On the rare occasions that I go to the beach I am usually worried about the
sun, but there are many beachgoers that are concerned about getting sick
from beach water and we have certainly heard in the news about beaches
being closed because garbage and waste washes up on the shore. But what
about the sand, does the sand pose any peril to your health, you bet it
does. It turns out that the sand is a very large reservoir for all sorts of
bacteria from bird dropping, to other animals, and even from sewage that
washes up from the water. The way in which that bacteria makes us sick is
usually because it gets on our hands and from our hands we transfer it to
our mouth.
Recently a collaborate study was done be a private organization and the
environmental protection agency, they questioned 25,000 beachgoers about an
illnesses that they developed within a few days of having gone to the
beach, and it turns out that less than 10 percent of them reported any
illnesses in those few days. But of the people that played in the sand and
particularly the people who dug in the sand, there were 13 percent more apt
to have a stomach illness, 20 percent more apt to have diarrhea, and with
children under the age of 11 the numbers were even higher. Be careful
before you decide to bury yourself in the sand because of the people that
did that of the adults 27 percent were more apt to have diarrhea and 44
percent of the children were more apt to have diarrhea.

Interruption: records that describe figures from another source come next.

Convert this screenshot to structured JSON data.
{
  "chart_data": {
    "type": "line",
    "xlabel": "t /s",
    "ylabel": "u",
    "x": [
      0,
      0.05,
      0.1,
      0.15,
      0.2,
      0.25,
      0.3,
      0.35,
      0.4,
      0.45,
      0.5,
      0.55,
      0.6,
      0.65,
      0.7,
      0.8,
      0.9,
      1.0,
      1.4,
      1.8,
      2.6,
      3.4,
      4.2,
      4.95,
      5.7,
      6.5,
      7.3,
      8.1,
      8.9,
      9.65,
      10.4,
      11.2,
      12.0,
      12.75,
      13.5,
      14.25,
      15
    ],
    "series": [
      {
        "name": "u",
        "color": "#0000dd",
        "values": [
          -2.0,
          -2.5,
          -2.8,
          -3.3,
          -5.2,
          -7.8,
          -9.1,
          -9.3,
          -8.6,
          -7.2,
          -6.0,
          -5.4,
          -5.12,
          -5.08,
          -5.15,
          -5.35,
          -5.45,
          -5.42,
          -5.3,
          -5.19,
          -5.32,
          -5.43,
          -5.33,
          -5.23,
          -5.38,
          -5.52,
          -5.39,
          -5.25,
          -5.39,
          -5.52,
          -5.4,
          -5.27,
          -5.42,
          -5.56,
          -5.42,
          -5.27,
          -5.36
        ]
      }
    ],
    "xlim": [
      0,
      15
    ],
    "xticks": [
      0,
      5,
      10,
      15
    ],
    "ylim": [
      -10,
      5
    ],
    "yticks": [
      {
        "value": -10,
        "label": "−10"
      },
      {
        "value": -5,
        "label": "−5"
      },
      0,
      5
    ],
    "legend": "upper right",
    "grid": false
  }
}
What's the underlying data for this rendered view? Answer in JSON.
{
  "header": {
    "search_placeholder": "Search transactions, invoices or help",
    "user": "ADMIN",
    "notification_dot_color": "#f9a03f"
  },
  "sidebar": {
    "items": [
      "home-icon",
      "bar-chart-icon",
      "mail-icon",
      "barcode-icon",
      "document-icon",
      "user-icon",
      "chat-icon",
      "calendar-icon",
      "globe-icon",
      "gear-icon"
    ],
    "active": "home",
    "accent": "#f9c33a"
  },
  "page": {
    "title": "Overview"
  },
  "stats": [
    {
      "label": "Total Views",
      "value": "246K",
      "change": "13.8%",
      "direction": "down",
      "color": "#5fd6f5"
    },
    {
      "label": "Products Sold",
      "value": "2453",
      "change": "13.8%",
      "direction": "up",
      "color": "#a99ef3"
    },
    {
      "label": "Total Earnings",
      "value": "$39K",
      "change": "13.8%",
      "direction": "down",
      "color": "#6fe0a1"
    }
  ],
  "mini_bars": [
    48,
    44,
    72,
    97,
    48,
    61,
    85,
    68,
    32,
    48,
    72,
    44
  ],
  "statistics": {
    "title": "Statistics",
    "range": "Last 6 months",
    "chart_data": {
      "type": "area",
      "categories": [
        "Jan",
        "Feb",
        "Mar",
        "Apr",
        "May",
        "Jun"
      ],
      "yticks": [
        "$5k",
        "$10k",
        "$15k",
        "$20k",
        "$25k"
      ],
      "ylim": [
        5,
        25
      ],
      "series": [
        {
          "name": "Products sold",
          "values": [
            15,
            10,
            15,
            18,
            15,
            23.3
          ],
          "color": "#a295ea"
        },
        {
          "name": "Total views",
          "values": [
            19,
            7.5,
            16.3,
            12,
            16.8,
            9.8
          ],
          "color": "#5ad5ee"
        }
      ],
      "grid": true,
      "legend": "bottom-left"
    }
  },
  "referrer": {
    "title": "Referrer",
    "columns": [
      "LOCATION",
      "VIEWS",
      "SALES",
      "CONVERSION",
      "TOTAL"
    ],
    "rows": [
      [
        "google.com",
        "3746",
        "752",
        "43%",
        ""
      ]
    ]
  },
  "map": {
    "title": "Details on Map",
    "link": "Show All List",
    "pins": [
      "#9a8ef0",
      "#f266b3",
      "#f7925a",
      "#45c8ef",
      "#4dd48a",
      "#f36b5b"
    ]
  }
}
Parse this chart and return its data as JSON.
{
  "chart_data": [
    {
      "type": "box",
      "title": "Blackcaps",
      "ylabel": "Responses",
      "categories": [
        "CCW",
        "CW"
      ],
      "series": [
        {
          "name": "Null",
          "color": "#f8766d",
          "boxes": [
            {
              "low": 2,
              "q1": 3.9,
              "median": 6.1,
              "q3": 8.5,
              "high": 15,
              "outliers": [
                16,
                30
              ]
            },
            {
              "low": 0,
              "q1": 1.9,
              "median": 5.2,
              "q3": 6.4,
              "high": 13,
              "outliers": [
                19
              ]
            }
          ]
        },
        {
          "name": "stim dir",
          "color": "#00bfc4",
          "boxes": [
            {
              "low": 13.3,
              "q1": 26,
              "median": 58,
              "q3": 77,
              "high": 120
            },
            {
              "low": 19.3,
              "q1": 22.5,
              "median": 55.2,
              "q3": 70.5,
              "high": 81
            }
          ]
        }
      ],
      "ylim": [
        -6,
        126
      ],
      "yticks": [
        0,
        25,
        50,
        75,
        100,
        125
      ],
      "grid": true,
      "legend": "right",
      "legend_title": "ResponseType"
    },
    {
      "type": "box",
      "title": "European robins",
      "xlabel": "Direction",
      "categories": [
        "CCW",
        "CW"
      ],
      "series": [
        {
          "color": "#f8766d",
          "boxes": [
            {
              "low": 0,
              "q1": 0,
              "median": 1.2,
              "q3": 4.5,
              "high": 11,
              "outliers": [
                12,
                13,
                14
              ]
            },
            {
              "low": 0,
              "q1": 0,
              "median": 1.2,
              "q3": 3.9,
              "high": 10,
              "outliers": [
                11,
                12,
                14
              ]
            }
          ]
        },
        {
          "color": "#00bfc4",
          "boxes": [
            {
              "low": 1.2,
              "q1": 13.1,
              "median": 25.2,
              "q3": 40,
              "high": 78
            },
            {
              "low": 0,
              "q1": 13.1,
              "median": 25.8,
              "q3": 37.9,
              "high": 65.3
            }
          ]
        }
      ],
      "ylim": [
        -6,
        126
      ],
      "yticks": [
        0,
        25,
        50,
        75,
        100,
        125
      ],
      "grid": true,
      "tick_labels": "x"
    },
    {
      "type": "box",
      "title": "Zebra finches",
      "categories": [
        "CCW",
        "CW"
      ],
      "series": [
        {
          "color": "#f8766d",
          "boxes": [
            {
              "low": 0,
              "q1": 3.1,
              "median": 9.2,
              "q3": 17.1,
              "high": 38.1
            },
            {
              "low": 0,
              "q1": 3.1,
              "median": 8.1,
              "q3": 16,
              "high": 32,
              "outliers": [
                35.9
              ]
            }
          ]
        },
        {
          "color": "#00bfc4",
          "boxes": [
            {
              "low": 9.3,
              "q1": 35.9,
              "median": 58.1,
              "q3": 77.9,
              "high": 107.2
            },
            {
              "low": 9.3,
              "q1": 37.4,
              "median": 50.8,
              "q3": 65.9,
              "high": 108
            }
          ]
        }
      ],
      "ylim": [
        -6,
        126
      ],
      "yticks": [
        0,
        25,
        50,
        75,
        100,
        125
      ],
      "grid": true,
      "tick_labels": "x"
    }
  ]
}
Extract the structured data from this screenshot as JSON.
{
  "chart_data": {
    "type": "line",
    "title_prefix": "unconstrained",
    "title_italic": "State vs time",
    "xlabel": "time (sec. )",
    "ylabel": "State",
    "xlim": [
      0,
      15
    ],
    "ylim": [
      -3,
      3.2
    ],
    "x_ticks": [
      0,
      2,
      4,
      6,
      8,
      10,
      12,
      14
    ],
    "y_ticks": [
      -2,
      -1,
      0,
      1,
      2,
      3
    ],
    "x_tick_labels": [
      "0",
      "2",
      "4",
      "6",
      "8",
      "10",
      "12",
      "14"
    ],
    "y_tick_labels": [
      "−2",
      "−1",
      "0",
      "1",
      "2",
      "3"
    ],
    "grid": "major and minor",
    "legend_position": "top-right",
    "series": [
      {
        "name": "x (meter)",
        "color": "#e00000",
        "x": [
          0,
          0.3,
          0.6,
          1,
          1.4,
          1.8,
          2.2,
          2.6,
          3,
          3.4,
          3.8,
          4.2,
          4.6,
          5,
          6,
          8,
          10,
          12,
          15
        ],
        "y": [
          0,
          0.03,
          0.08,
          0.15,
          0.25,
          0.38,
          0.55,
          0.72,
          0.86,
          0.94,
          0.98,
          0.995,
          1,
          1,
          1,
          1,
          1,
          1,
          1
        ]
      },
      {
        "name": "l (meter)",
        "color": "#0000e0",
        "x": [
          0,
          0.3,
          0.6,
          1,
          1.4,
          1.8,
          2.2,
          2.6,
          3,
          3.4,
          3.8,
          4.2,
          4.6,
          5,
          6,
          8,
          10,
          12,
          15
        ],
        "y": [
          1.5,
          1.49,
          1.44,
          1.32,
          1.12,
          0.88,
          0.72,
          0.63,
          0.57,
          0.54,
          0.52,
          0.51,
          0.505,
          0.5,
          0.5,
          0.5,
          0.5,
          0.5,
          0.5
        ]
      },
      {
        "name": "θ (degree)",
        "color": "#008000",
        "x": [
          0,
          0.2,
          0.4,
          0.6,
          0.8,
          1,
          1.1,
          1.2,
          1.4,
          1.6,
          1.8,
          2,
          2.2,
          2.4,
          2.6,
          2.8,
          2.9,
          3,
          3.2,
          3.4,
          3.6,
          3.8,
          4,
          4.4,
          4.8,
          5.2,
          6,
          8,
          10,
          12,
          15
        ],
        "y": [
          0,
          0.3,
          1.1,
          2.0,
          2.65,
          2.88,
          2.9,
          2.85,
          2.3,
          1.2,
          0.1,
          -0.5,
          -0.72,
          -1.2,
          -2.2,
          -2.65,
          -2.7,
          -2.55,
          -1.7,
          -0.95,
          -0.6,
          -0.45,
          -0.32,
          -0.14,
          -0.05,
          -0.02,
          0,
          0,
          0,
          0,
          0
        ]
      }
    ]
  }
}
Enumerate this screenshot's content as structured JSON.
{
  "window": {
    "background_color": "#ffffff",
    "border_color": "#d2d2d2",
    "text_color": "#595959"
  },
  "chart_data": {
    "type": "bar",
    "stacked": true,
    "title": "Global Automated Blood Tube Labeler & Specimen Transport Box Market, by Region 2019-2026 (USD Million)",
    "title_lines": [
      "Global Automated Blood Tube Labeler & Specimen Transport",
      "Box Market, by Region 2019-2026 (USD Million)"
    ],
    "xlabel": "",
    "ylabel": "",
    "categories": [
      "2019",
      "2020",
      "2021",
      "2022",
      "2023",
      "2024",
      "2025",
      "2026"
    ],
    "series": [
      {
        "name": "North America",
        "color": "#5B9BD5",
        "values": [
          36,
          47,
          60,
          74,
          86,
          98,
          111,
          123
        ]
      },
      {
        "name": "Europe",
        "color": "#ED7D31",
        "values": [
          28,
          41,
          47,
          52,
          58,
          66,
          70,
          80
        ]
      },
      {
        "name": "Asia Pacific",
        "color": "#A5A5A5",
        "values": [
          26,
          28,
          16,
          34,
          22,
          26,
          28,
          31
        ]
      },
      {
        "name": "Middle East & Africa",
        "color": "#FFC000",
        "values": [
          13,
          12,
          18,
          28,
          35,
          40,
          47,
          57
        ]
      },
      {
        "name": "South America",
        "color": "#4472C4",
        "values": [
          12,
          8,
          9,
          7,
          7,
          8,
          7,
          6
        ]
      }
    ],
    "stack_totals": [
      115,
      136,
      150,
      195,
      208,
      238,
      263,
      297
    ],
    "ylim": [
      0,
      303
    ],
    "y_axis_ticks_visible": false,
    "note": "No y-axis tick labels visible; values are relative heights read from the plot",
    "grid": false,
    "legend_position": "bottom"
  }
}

So just the way I do not tell you to not go into the sun but rather I tell
you how to protect yourself in the sun, I am not telling anybody not to go
to the beach and not to dig in the sand, I am just telling you how to do it
more safely. So at the end of the day and when you are finished digging in
the sand, make sure you have hand sanitizer with you to clean your hands
and shower off as soon as you can, and of course wear sunscreen.